July 23, 2019 Musicology 27 Comments

“Entities should not be multiplied without necessity!!”

That’s Occam’s Razor. Or, as an old friend of mine used to lazily put it, “don’t hurt yourself looking for a more elaborate explanation when a simpler one will do.”

This really will only take three minutes.

Katy Perry is in court as I’m typing this, defending her hit Dark Horse against an infringement claim by the creators of Joyful Noise, and against what I consider VERY elaborate explanations for why they sound similar. Before I show you a better and simpler one, here are the two tracks…


Sure, they are similar, but to make the quick leap to “copied!” you’d need to believe all sorts of relatively unlikely things happened. At trial we’ve got the plaintiff’s expert arguing that “5 or 6 points of similarity” is a whole lot when it really isn’t. It’s like saying a fruit loop is a lot of food because it’s got five or six ingredients. And Perry’s expert (an especially formidable fellow btw, as you’d expect) is evidently saying that both songs are more relatable to “Mary Had A Little Lamb,” “Merrily We Roll Along,” and “Jolly Old St. Nicholas” or something like that. I’m inclined to imagine he has a point, maybe, sorta — he’s fairly brilliant — but honestly I don’t see it, and either way, this argument is neither the simplest nor the best available one.

That was a lot of introduction but I’ve got a couple minutes left. And that’s all I need. I’ve got a simpler line of reasoning. It’s more likely the truth of the matter, and here it is. Start the clock.

First, Dark Horse’s chorus includes this melody.

Which is followed by creepy vocoder voice “There’s no turning back… tonk tonk tonk tonk.”

And when they went into production on Dark Horse, that melody was probably the basis for this next figure which appears at the very beginning of the song as its intro, and also throughout the piece as an accompaniment. (It’s the accompaniment to the chorus, for example.) Goes like…

It’s just the same four notes over and over. Those four notes are Db, C, Bb, and F.

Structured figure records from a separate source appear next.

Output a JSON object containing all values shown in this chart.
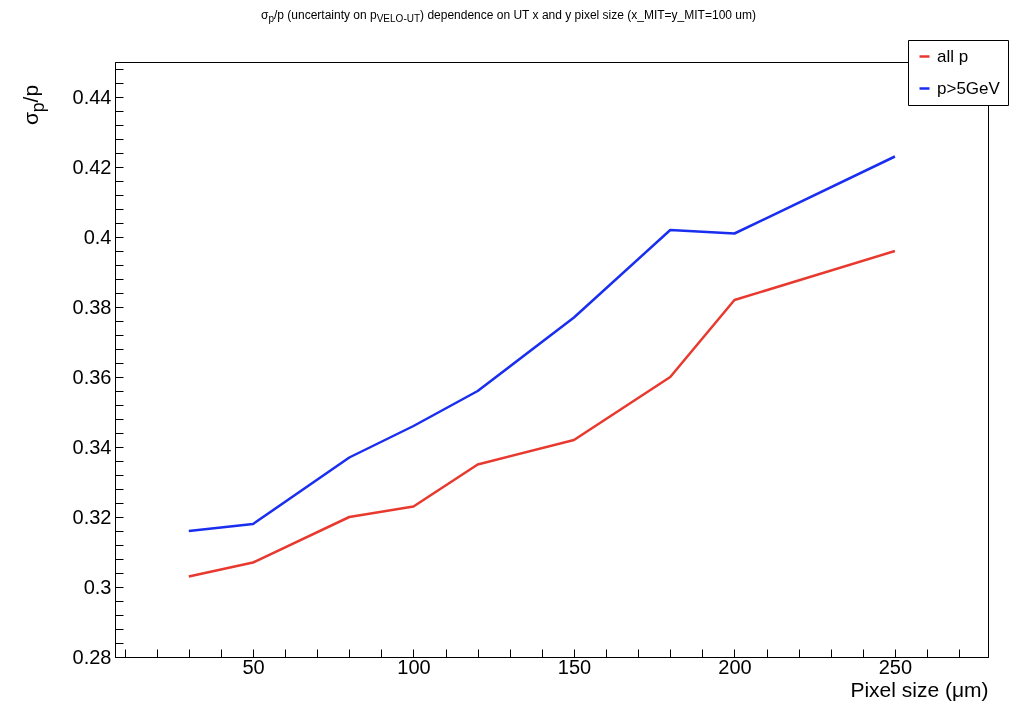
{
  "chart_data": {
    "type": "line",
    "title": "σ$_{p}$/p (uncertainty on p$_{VELO-UT}$) dependence on UT x and y pixel size (x_MIT=y_MIT=100 um)",
    "xlabel": "Pixel size (μm)",
    "ylabel": "σ$_{p}$/p",
    "x": [
      30,
      50,
      80,
      100,
      120,
      150,
      180,
      200,
      250
    ],
    "series": [
      {
        "name": "all p",
        "color": "#e8392f",
        "values": [
          0.303,
          0.307,
          0.32,
          0.323,
          0.335,
          0.342,
          0.36,
          0.382,
          0.396
        ]
      },
      {
        "name": "p>5GeV",
        "color": "#1a2ef0",
        "values": [
          0.316,
          0.318,
          0.337,
          0.346,
          0.356,
          0.377,
          0.402,
          0.401,
          0.423
        ]
      }
    ],
    "xlim": [
      7,
      279
    ],
    "ylim": [
      0.28,
      0.45
    ],
    "xticks": [
      {
        "value": 10,
        "label": null
      },
      {
        "value": 20,
        "label": null
      },
      {
        "value": 30,
        "label": null
      },
      {
        "value": 40,
        "label": null
      },
      50,
      {
        "value": 60,
        "label": null
      },
      {
        "value": 70,
        "label": null
      },
      {
        "value": 80,
        "label": null
      },
      {
        "value": 90,
        "label": null
      },
      100,
      {
        "value": 110,
        "label": null
      },
      {
        "value": 120,
        "label": null
      },
      {
        "value": 130,
        "label": null
      },
      {
        "value": 140,
        "label": null
      },
      150,
      {
        "value": 160,
        "label": null
      },
      {
        "value": 170,
        "label": null
      },
      {
        "value": 180,
        "label": null
      },
      {
        "value": 190,
        "label": null
      },
      200,
      {
        "value": 210,
        "label": null
      },
      {
        "value": 220,
        "label": null
      },
      {
        "value": 230,
        "label": null
      },
      {
        "value": 240,
        "label": null
      },
      250,
      {
        "value": 260,
        "label": null
      },
      {
        "value": 270,
        "label": null
      }
    ],
    "yticks": [
      0.28,
      {
        "value": 0.284,
        "label": null
      },
      {
        "value": 0.288,
        "label": null
      },
      {
        "value": 0.292,
        "label": null
      },
      {
        "value": 0.296,
        "label": null
      },
      0.3,
      {
        "value": 0.304,
        "label": null
      },
      {
        "value": 0.308,
        "label": null
      },
      {
        "value": 0.312,
        "label": null
      },
      {
        "value": 0.316,
        "label": null
      },
      0.32,
      {
        "value": 0.324,
        "label": null
      },
      {
        "value": 0.328,
        "label": null
      },
      {
        "value": 0.332,
        "label": null
      },
      {
        "value": 0.336,
        "label": null
      },
      0.34,
      {
        "value": 0.344,
        "label": null
      },
      {
        "value": 0.348,
        "label": null
      },
      {
        "value": 0.352,
        "label": null
      },
      {
        "value": 0.356,
        "label": null
      },
      0.36,
      {
        "value": 0.364,
        "label": null
      },
      {
        "value": 0.368,
        "label": null
      },
      {
        "value": 0.372,
        "label": null
      },
      {
        "value": 0.376,
        "label": null
      },
      0.38,
      {
        "value": 0.384,
        "label": null
      },
      {
        "value": 0.388,
        "label": null
      },
      {
        "value": 0.392,
        "label": null
      },
      {
        "value": 0.396,
        "label": null
      },
      0.4,
      {
        "value": 0.404,
        "label": null
      },
      {
        "value": 0.408,
        "label": null
      },
      {
        "value": 0.412,
        "label": null
      },
      {
        "value": 0.416,
        "label": null
      },
      0.42,
      {
        "value": 0.424,
        "label": null
      },
      {
        "value": 0.428,
        "label": null
      },
      {
        "value": 0.432,
        "label": null
      },
      {
        "value": 0.436,
        "label": null
      },
      0.44,
      {
        "value": 0.444,
        "label": null
      },
      {
        "value": 0.448,
        "label": null
      }
    ],
    "legend": "top right",
    "grid": false,
    "marker": "none",
    "line_style": "solid"
  }
}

Then, perhaps inspired by a way more famous tune, “Moments In Love” by Art of Noise, characterized largely by its breathy synthesizer melody sample which has appeared, according to WhoSampled.com, in a quadrillion other songs! and is therefore WAY more plausibly their inspiration, they took the four notes from their own chorus and accompaniment and introduction — Db, C, Bb and F — and used them as “Moments In Love” style pulsing quarter-notes. This is the figure Perry’s getting sued over and it sounds like this…

And it looks like this…

It’s the same four pitches — Db, C, Bb, and F; can you see it? It’s these same four notes in that order from the chorus, from the intro, and from the accompaniment that occurs through out the piece.

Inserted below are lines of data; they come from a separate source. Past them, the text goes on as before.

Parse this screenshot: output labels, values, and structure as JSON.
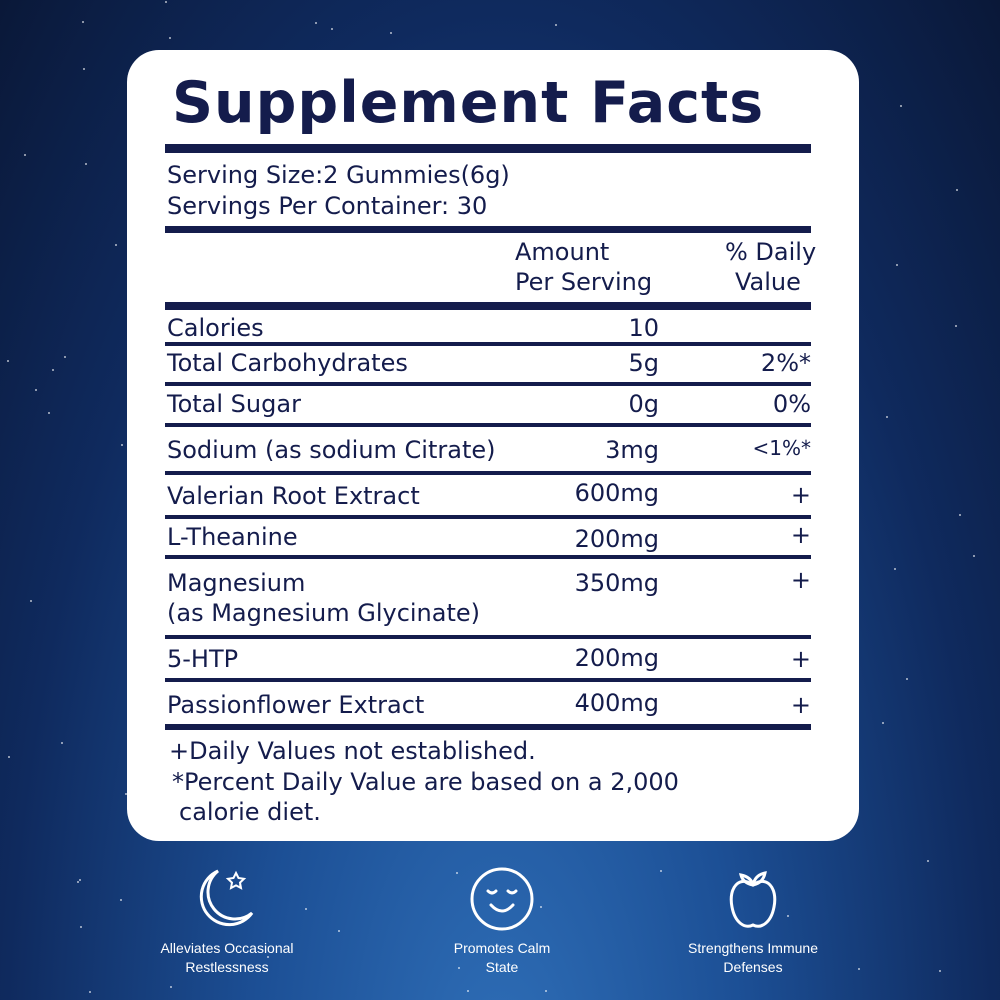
{
  "title": "Supplement Facts",
  "serving_size": "Serving Size:2 Gummies(6g)",
  "servings_per_container": "Servings Per Container: 30",
  "headers": {
    "amount_1": "Amount",
    "amount_2": "Per Serving",
    "dv_1": "% Daily",
    "dv_2": "Value"
  },
  "rows": [
    {
      "name": "Calories",
      "amount": "10",
      "dv": ""
    },
    {
      "name": "Total Carbohydrates",
      "amount": "5g",
      "dv": "2%*"
    },
    {
      "name": "Total Sugar",
      "amount": "0g",
      "dv": "0%"
    },
    {
      "name": "Sodium (as sodium Citrate)",
      "amount": "3mg",
      "dv": "<1%*"
    },
    {
      "name": "Valerian Root Extract",
      "amount": "600mg",
      "dv": "+"
    },
    {
      "name": "L-Theanine",
      "amount": "200mg",
      "dv": "+"
    },
    {
      "name": "Magnesium",
      "name2": "(as Magnesium Glycinate)",
      "amount": "350mg",
      "dv": "+"
    },
    {
      "name": "5-HTP",
      "amount": "200mg",
      "dv": "+"
    },
    {
      "name": "Passionflower Extract",
      "amount": "400mg",
      "dv": "+"
    }
  ],
  "footnotes": [
    "+Daily Values not established.",
    "*Percent Daily Value are based on a 2,000",
    "calorie diet."
  ],
  "features": [
    {
      "icon": "moon-star-icon",
      "line1": "Alleviates Occasional",
      "line2": "Restlessness"
    },
    {
      "icon": "calm-face-icon",
      "line1": "Promotes Calm",
      "line2": "State"
    },
    {
      "icon": "apple-icon",
      "line1": "Strengthens Immune",
      "line2": "Defenses"
    }
  ],
  "colors": {
    "ink": "#141c4c",
    "card": "#ffffff",
    "background": "#1c4f95"
  }
}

And in case you’ve no idea what “Moments In Love” is, here’s that…

The synth sound itself in Dark Horse (as well as the musical device of repeating strident quarter notes) is clearly reminiscent not of Joyous Noise, but of this super famous track and its synthesizer sound that is so historically significant that it took me only 30 seconds to find it in my studio so I could make those audio examples for you.

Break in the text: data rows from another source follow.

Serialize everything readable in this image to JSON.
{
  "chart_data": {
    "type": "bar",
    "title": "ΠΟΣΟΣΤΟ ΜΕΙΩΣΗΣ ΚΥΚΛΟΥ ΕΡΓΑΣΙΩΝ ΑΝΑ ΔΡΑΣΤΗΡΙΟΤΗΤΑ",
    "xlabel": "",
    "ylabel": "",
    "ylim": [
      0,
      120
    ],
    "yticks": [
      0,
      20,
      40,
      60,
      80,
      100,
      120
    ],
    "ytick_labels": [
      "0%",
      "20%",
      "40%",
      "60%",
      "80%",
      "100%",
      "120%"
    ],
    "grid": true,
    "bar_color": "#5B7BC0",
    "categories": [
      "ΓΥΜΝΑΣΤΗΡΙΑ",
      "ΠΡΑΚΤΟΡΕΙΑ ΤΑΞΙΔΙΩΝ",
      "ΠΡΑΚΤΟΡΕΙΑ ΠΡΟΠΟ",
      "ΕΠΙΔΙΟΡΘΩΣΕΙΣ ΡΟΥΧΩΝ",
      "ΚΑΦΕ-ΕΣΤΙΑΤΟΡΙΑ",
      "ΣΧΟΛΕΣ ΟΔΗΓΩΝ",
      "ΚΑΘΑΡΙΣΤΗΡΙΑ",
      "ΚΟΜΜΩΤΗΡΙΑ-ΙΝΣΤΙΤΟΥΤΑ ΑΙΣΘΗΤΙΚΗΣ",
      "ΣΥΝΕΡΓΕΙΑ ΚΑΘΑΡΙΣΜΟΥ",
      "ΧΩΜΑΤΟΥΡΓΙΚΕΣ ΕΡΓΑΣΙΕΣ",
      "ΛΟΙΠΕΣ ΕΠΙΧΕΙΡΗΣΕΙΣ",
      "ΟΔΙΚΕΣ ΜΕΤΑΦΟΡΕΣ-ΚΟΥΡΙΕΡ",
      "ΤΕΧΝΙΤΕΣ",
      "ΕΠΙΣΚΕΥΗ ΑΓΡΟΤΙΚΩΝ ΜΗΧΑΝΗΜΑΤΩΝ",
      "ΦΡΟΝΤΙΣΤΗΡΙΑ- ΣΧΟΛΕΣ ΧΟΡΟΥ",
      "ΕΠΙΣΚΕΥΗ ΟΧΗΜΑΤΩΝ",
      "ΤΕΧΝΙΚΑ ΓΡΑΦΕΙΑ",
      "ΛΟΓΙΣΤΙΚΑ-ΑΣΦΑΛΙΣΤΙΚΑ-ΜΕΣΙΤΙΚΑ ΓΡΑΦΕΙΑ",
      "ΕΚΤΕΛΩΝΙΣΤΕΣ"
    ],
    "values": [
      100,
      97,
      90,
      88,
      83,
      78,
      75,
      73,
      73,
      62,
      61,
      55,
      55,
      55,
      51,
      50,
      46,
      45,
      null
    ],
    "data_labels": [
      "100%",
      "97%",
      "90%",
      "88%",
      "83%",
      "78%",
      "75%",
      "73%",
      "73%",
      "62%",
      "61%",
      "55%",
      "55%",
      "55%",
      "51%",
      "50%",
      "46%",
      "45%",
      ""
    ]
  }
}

And not for nothing, but the pitches used in Joyful Noise’s own ostinato are a different four pitches than Dark Horse and are, wait for it, TAKEN FROM ITS OWN CHORUS and probably came about in exactly the same fashion.

That’s it. That’s what the synth part from Dark Horse is. It’s the song’s chorus, turned into an accompaniment, turned into a pop drop.

The 5 or 6 points of similarity don’t matter, and neither does Mary Had A Little Lamb.

There’s no way a jury doesn’t absorb that in the same two or three minutes it took you. Tell me I’m wrong.